Here's the senario. I have a decent box (back to hardware in a minute) that I would like to setup to be my home All-In-One server. I've been reading a lot on how to best configure it, and I'd like to utilize the hardware I have without having to buy anything, or the minimum amount. I know it won't be long and I'll need to replace the drives, but I want to use the one's I have for now.
My current plan is to install ESXi on it and run a handful of VM's. I've already installed ESXi and confirmed that it works with the hardware I have, but just as a test. The problem I have is that it doesn't support the onboard RAID controller. Even if it did, it's not the greatest options.
What I'd like to do to handle the local drives is use FreeNas as a VM on the machine, pass to it all the drives (if possible), and setup zfs and then iSCSI back to the ESXi host to create the other VM's on.
Here are the main VM's I want to run
High Importance VM's
pfSense VM
This will be my main firewall for my house. I want to do proxy cacheing, as much as reasonably possible, so need some space for that.
Linux Server VM
This will be running maybe 100 php scripts all day (Not necessarily all at once), and storaging a few hundred thousand record Postgresql database.
This needs to be fastish, on 24/7, and 'safe' with redunancy. I will back it up to a seperate location along with the local reduancy.
I'm not sure how big the database will be yet, it's all texted based information so I imagine even if I hit a million records it can't be that big.
Would like on this server:
Windows VM
This is to stream movies to my Xboxs. Might do a Linux box if I can get it to work the way I want.

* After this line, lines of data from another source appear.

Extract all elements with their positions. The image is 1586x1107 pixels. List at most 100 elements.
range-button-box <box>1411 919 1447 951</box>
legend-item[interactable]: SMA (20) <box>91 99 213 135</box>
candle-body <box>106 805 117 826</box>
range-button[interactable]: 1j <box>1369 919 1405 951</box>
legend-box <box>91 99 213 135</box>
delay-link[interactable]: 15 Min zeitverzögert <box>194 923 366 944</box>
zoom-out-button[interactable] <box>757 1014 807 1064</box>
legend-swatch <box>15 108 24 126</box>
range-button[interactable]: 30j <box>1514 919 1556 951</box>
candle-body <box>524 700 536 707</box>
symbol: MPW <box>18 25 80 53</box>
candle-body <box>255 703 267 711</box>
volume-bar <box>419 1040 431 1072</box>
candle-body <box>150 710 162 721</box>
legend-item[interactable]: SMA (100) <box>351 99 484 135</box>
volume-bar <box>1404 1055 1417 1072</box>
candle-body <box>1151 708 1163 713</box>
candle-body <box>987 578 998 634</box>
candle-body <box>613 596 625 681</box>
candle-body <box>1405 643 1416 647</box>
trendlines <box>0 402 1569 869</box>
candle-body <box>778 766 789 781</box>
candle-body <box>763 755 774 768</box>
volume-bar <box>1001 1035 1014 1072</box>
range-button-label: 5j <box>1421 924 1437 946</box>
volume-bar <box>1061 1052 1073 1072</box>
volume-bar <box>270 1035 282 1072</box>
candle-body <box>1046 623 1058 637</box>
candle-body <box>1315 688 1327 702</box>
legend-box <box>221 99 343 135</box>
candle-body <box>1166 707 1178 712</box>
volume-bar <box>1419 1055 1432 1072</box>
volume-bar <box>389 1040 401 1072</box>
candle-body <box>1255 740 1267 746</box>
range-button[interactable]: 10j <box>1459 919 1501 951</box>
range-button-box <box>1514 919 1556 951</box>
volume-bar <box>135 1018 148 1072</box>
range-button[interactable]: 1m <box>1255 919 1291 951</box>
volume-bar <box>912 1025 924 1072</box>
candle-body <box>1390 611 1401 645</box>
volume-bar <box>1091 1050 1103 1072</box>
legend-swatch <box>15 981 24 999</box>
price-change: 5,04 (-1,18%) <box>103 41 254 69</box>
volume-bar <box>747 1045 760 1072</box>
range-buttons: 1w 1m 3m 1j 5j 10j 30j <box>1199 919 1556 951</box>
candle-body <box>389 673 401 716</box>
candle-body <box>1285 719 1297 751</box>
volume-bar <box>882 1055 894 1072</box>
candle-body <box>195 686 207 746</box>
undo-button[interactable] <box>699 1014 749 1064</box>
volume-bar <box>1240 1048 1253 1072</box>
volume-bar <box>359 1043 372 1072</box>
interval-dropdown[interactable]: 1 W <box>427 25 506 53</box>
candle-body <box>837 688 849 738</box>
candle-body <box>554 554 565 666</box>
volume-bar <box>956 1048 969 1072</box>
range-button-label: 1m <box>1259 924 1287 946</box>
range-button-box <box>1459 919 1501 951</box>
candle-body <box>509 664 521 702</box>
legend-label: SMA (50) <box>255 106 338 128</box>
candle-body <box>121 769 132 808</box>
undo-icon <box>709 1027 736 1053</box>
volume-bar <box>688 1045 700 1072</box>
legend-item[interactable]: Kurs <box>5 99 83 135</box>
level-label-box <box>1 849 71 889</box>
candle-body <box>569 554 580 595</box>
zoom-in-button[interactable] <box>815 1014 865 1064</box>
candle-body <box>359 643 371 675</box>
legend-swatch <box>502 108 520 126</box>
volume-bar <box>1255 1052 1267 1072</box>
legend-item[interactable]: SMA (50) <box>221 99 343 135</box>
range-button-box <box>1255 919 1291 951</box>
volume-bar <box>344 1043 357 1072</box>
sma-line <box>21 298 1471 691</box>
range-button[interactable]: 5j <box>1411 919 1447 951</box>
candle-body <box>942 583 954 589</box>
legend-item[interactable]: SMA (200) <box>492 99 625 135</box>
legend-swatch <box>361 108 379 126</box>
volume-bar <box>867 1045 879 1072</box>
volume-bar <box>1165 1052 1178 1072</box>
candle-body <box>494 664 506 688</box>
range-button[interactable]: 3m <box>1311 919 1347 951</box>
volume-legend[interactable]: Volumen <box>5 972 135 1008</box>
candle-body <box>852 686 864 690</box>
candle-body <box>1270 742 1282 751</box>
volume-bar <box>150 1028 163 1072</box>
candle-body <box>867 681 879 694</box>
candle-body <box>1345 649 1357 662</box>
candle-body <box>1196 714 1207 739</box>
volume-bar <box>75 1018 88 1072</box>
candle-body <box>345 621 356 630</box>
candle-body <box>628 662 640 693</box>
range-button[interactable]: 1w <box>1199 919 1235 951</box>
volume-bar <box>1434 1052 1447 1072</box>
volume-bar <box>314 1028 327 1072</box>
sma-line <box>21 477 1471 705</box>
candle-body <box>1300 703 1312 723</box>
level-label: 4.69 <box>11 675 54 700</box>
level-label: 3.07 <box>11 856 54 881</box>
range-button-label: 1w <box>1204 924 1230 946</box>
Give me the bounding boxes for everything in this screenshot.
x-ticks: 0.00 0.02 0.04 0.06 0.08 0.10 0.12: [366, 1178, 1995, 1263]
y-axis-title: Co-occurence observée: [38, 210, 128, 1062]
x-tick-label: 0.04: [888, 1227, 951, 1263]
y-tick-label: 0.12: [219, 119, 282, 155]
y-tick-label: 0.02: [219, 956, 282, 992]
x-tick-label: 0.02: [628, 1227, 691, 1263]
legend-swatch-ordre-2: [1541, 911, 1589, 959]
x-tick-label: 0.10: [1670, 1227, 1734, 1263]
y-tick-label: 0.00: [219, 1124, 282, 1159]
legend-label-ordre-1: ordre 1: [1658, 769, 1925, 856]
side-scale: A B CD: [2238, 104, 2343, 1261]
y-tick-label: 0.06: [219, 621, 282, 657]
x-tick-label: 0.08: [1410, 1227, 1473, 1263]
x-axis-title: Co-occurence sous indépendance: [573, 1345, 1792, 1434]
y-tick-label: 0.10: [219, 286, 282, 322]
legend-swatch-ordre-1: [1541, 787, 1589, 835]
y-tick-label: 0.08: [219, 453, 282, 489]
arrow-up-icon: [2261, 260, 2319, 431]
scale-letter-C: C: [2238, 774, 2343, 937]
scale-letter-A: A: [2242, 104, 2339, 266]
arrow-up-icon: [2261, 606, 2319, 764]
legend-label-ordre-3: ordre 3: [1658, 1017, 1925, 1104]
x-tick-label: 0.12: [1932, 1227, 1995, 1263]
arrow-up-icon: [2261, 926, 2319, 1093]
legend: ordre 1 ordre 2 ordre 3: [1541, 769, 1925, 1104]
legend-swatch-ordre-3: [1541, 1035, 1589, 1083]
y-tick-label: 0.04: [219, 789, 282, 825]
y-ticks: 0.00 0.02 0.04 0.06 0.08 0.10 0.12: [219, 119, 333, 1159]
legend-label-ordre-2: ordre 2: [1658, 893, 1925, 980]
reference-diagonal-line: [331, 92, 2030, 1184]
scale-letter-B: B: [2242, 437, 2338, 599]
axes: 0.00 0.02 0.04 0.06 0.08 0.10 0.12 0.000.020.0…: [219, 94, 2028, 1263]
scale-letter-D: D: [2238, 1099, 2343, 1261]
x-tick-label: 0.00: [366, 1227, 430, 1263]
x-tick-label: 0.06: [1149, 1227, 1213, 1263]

I can run this elsewhere if needed.
I have about 6 TB's total in movie ISO's (Nothing Pirated), although I'll likely shrink that down to about 3 TB's in the next few months as I convert and remove ISO's.
File/Backup Server
I have about a TB of other "Random" data, and would like to do backups of a few machines.
Later Expansions:
An Owncloud Server
Test VM's with various OS's
Maybe other Windows or Linux server, but with minimal workloads.
The hardware I have is this:
ASRock Fatality Professional Motherboard (http://www.newegg.com/Product/Product.aspx?Item=N82E16813157299)
i7-3770 (http://www.newegg.com/Product/Product.aspx?Item=N82E16819116502)
32GB Ram (4x8GB G.Skill DDR3 1600)
6x WD Green 2 TB Drives
2x WD Green 3 TB Drives
1x Seagate 3 TB Drive (Not sure which one)
1x Samsung 830 256 GB
I have a good case and awesome powersupply so I'm not worried about that.
I'm not really sure of a couple of things:
A Performance. Running FreeNas as a VM, Passing the drives too it, setting up zvol(s), and iSCSI back to the host to run the other VM's on.. Obviously with slow drives like I have it won't be great, but can it at least handle what I have? Performance of different RAID options. The Movies just need some read, not much write. The Linux server and such need a decent amount of both, and I'd like to keep it safe.
B How exactly to setup the drives. I can get a USB drive (or two) in order to install ESXi on, and install FreeNas either on a USB drive or the SSD directly. Then I have a single point of failure on that drive. I am kind of thinking setting up 6 drives into a RAIDZ2 for Movies and File/Backups. Take 3 drives and setup a Mirror? Or get a cheap Sata PCI card for the SSD and setup a RAID 10 with one more drive. Would kind of like the Linux php Server on a SSD for speed, replicated to a different volume. Maybe get a second SSD for that server, an setup a mirror with 2 drives?
Would like different points of view, does anyone have any experience doing something similar with FreeNas. Or am I completely crazy and I should seperate FreeNas into it's own box or just get a iSCSI Nas (Right now I can get a ReadyNas Ultra 6 with 2 3TB Seagate 7200 drives for $700), or am I missing something obvious for the setup to optimize it.